Page 5 of The Serpent Tower


  Sardec rammed his hook into the creature’s mouth. The jaws slammed shut. The wyrm hissed in rage at the strange taste of the thing in its mouth. God, but the beast was strong. It moved its head and Sardec’s arm was nearly torn from its socket. Sardec smashed it in the face with his pistol butt. The wyrm let him go. More by accident than design Sardec got the tip of his hook into the creature’s eye. He drove it deeper into the jelly until it pierced the creature’s tiny brain. It died with a hiss, not a whimper.

  A man in the furs of a trapper with a blue scarf wrapped around his throat glared at Sardec in triumph. Sardec lunged at him with the butt of the pistol. He held it by the still-warm barrel now, using its weighted grip as a club. The man let go of his rifle and leapt back, whipping out a long skinning knife. His smile widened. Sardec’s heart sank. This man undoubtedly knew how to use this weapon.

  He came forward now, poised on the balls of his feet, confident of the kill. Sardec raised his hook and gestured for him to advance. There was still blood on it. The man flinched at the sight, which struck Sardec as unusual, then the trapper stiffened and fell, and the Lieutenant saw the bayonet protruding from his side. Sergeant Hef grinned his monkey grin up at Sardec, removed the bayonet, and then paused.

  “Sounds like we’ve got company, sir,” he bellowed. “Steady, lads! Steady! Reinforcements are here!”

  There was no way of telling whether what the Sergeant was saying was true but it was the right thing to say at this moment. Their own men took heart and fought with renewed fury. The men who moments ago had been so daringly leaping over the barriers now look scared and panicky.

  Sardec listened and heard the blowing of bugles and the sound of wyrms. Perhaps they belonged to Azaar’s army, but at this point he realised that it did not matter. Whether the newcomers were friend or foe, his own men could not hold their embattled position for more than a few more minutes. He came to a decision.

  What was important now was what the men believed, not what was true. As far as he was concerned those soldiers out there had to be on their side. He forced a confident smile on to his face, and shouted; “The Sergeant is right lads. Just a few more minutes and we’ll show these traitor bastards what for!”

  Almost to his surprise, his words gave the Foragers more heart even than the Sergeant’s. A strange pride filled Sardec that they should have such faith in him. He forced his aching weary body forward, brandishing his pistol like a battle banner.

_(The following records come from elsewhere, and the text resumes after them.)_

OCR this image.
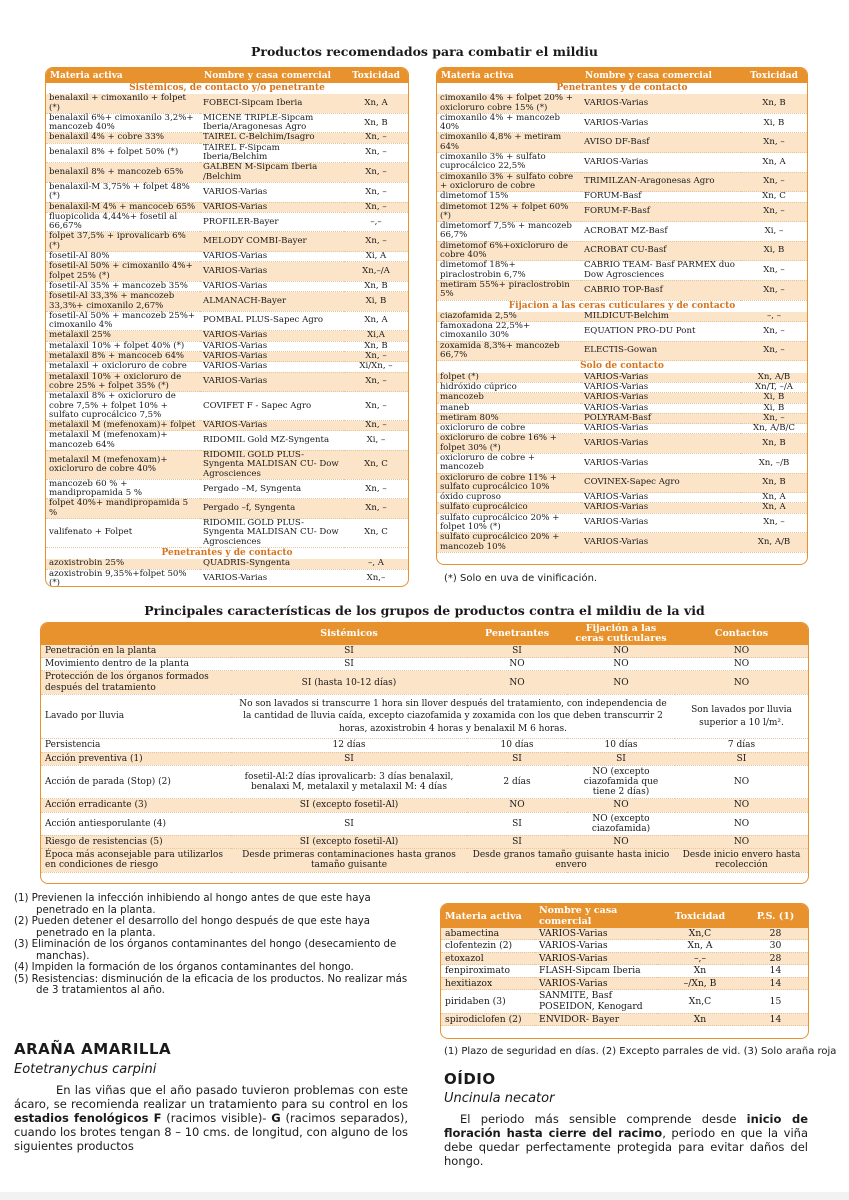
Productos recomendados para combatir el mildiu
Materia activa	Nombre y casa comercial	Toxicidad
Sistémicos, de contacto y/o penetrante		
benalaxil + cimoxanilo + folpet (*)	FOBECI-Sipcam Iberia	Xn, A
benalaxil 6%+ cimoxanilo 3,2%+ mancozeb 40%	MICENE TRIPLE-Sipcam Iberia/Aragonesas Agro	Xn, B
benalaxil 4% + cobre 33%	TAIREL C-Belchim/Isagro	Xn, –
benalaxil 8% + folpet 50% (*)	TAIREL F-Sipcam Iberia/Belchim	Xn, –
benalaxil 8% + mancozeb 65%	GALBEN M-Sipcam Iberia /Belchim	Xn, –
benalaxil-M 3,75% + folpet 48% (*)	VARIOS-Varias	Xn, –
benalaxil-M 4% + mancoceb 65%	VARIOS-Varias	Xn, –
fluopicolida 4,44%+ fosetil al 66,67%	PROFILER-Bayer	–,–
folpet 37,5% + iprovalicarb 6% (*)	MELODY COMBI-Bayer	Xn, –
fosetil-Al 80%	VARIOS-Varias	Xi, A
fosetil-Al 50% + cimoxanilo 4%+ folpet 25% (*)	VARIOS-Varias	Xn,–/A
fosetil-Al 35% + mancozeb 35%	VARIOS-Varias	Xn, B
fosetil-Al 33,3% + mancozeb 33,3%+ cimoxanilo 2,67%	ALMANACH-Bayer	Xi, B
fosetil-Al 50% + mancozeb 25%+ cimoxanilo 4%	POMBAL PLUS-Sapec Agro	Xn, A
metalaxil 25%	VARIOS-Varias	Xi,A
metalaxil 10% + folpet 40% (*)	VARIOS-Varias	Xn, B
metalaxil 8% + mancoceb 64%	VARIOS-Varias	Xn, –
metalaxil + oxicloruro de cobre	VARIOS-Varias	Xi/Xn, –
metalaxil 10% + oxicloruro de cobre 25% + folpet 35% (*)	VARIOS-Varias	Xn, –
metalaxil 8% + oxicloruro de cobre 7,5% + folpet 10% + sulfato cuprocálcico 7,5%	COVIFET F - Sapec Agro	Xn, –
metalaxil M (mefenoxam)+ folpet	VARIOS-Varias	Xn, –
metalaxil M (mefenoxam)+ mancozeb 64%	RIDOMIL Gold MZ-Syngenta	Xi, –
metalaxil M (mefenoxam)+ oxicloruro de cobre 40%	RIDOMIL GOLD PLUS- Syngenta MALDISAN CU- Dow Agrosciences	Xn, C
mancozeb 60 % + mandipropamida 5 %	Pergado –M, Syngenta	Xn, –
folpet 40%+ mandipropamida 5 %	Pergado –f, Syngenta	Xn, –
valifenato + Folpet	RIDOMIL GOLD PLUS- Syngenta MALDISAN CU- Dow Agrosciences	Xn, C
Penetrantes y de contacto		
azoxistrobin 25%	QUADRIS-Syngenta	–, A
azoxistrobin 9,35%+folpet 50% (*)	VARIOS-Varias	Xn,–

Materia activa	Nombre y casa comercial	Toxicidad
Penetrantes y de contacto		
cimoxanilo 4% + folpet 20% + oxicloruro cobre 15% (*)	VARIOS-Varias	Xn, B
cimoxanilo 4% + mancozeb 40%	VARIOS-Varias	Xi, B
cimoxanilo 4,8% + metiram 64%	AVISO DF-Basf	Xn, –
cimoxanilo 3% + sulfato cuprocálcico 22,5%	VARIOS-Varias	Xn, A
cimoxanilo 3% + sulfato cobre + oxicloruro de cobre	TRIMILZAN-Aragonesas Agro	Xn, –
dimetomof 15%	FORUM-Basf	Xn, C
dimetomot 12% + folpet 60% (*)	FORUM-F-Basf	Xn, –
dimetomorf 7,5% + mancozeb 66,7%	ACROBAT MZ-Basf	Xi, –
dimetomof 6%+oxicloruro de cobre 40%	ACROBAT CU-Basf	Xi, B
dimetomof 18%+ piraclostrobin 6,7%	CABRIO TEAM- Basf PARMEX duo Dow Agrosciences	Xn, –
metiram 55%+ piraclostrobin 5%	CABRIO TOP-Basf	Xn, –
Fijacion a las ceras cuticulares y de contacto		
ciazofamida 2,5%	MILDICUT-Belchim	–, –
famoxadona 22,5%+ cimoxanilo 30%	EQUATION PRO-DU Pont	Xn, –
zoxamida 8,3%+ mancozeb 66,7%	ELECTIS-Gowan	Xn, –
Solo de contacto		
folpet (*)	VARIOS-Varias	Xn, A/B
hidróxido cúprico	VARIOS-Varias	Xn/T, –/A
mancozeb	VARIOS-Varias	Xi, B
maneb	VARIOS-Varias	Xi, B
metiram 80%	POLYRAM-Basf	Xn, –
oxicloruro de cobre	VARIOS-Varias	Xn, A/B/C
oxicloruro de cobre 16% + folpet 30% (*)	VARIOS-Varias	Xn, B
oxicloruro de cobre + mancozeb	VARIOS-Varias	Xn, –/B
oxicloruro de cobre 11% + sulfato cuprocálcico 10%	COVINEX-Sapec Agro	Xn, B
óxido cuproso	VARIOS-Varias	Xn, A
sulfato cuprocálcico	VARIOS-Varias	Xn, A
sulfato cuprocálcico 20% + folpet 10% (*)	VARIOS-Varias	Xn, –
sulfato cuprocálcico 20% + mancozeb 10%	VARIOS-Varias	Xn, A/B
(*) Solo en uva de vinificación.
Principales características de los grupos de productos contra el mildiu de la vid
	Sistémicos	Penetrantes	Fijación a las ceras cuticulares	Contactos
Penetración en la planta	SI	SI	NO	NO
Movimiento dentro de la planta	SI	NO	NO	NO
Protección de los órganos formados después del tratamiento	SI (hasta 10-12 días)	NO	NO	NO
Lavado por lluvia	No son lavados si transcurre 1 hora sin llover después del tratamiento, con independencia de la cantidad de lluvia caída, excepto ciazofamida y zoxamida con los que deben transcurrir 2 horas, azoxistrobin 4 horas y benalaxil M 6 horas.			Son lavados por lluvia superior a 10 l/m².
Persistencia	12 días	10 días	10 días	7 días
Acción preventiva (1)	SI	SI	SI	SI
Acción de parada (Stop) (2)	fosetil-Al:2 días iprovalicarb: 3 días benalaxil, benalaxi M, metalaxil y metalaxil M: 4 días	2 días	NO (excepto ciazofamida que tiene 2 días)	NO
Acción erradicante (3)	SI (excepto fosetil-Al)	NO	NO	NO
Acción antiesporulante (4)	SI	SI	NO (excepto ciazofamida)	NO
Riesgo de resistencias (5)	SI (excepto fosetil-Al)	SI	NO	NO
Época más aconsejable para utilizarlos en condiciones de riesgo	Desde primeras contaminaciones hasta granos tamaño guisante	Desde granos tamaño guisante hasta inicio envero		Desde inicio envero hasta recolección
(1) Previenen la infección inhibiendo al hongo antes de que este haya penetrado en la planta.
(2) Pueden detener el desarrollo del hongo después de que este haya penetrado en la planta.
(3) Eliminación de los órganos contaminantes del hongo (desecamiento de manchas).
(4) Impiden la formación de los órganos contaminantes del hongo.
(5) Resistencias: disminución de la eficacia de los productos. No realizar más de 3 tratamientos al año.
ARAÑA AMARILLA
Eotetranychus carpini
En las viñas que el año pasado tuvieron problemas con este ácaro, se recomienda realizar un tratamiento para su control en los estadios fenológicos F (racimos visible)- G (racimos separados), cuando los brotes tengan 8 – 10 cms. de longitud, con alguno de los siguientes productos
Materia activa	Nombre y casa comercial	Toxicidad	P.S. (1)
abamectina	VARIOS-Varias	Xn,C	28
clofentezin (2)	VARIOS-Varias	Xn, A	30
etoxazol	VARIOS-Varias	–,–	28
fenpiroximato	FLASH-Sipcam Iberia	Xn	14
hexitiazox	VARIOS-Varias	–/Xn, B	14
piridaben (3)	SANMITE, Basf POSEIDON, Kenogard	Xn,C	15
spirodiclofen (2)	ENVIDOR- Bayer	Xn	14
(1) Plazo de seguridad en días. (2) Excepto parrales de vid. (3) Solo araña roja
OÍDIO
Uncinula necator
El periodo más sensible comprende desde inicio de floración hasta cierre del racimo, periodo en que la viña debe quedar perfectamente protegida para evitar daños del hongo.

  Just as surprising was the change that had come over his foes. A few moments ago they had been attacking like rabid wolverines. Now they seemed stunned. A man emerging from the smoke stood like an ox in an abattoir as Sardec pole-axed him with his pistol butt. Others began to throw down their weapons, as the contagion of panic spread. Here and there, Sardec could hear officers and Sergeants shouting and trying to keep their foes steady, but their words had a panicked quality that just added to the confusion. Sardec heard his own voice roaring and shouting mad exhortations, and he was not sure whether it held the exultation of victory or simply the relief of pent up fear of failure.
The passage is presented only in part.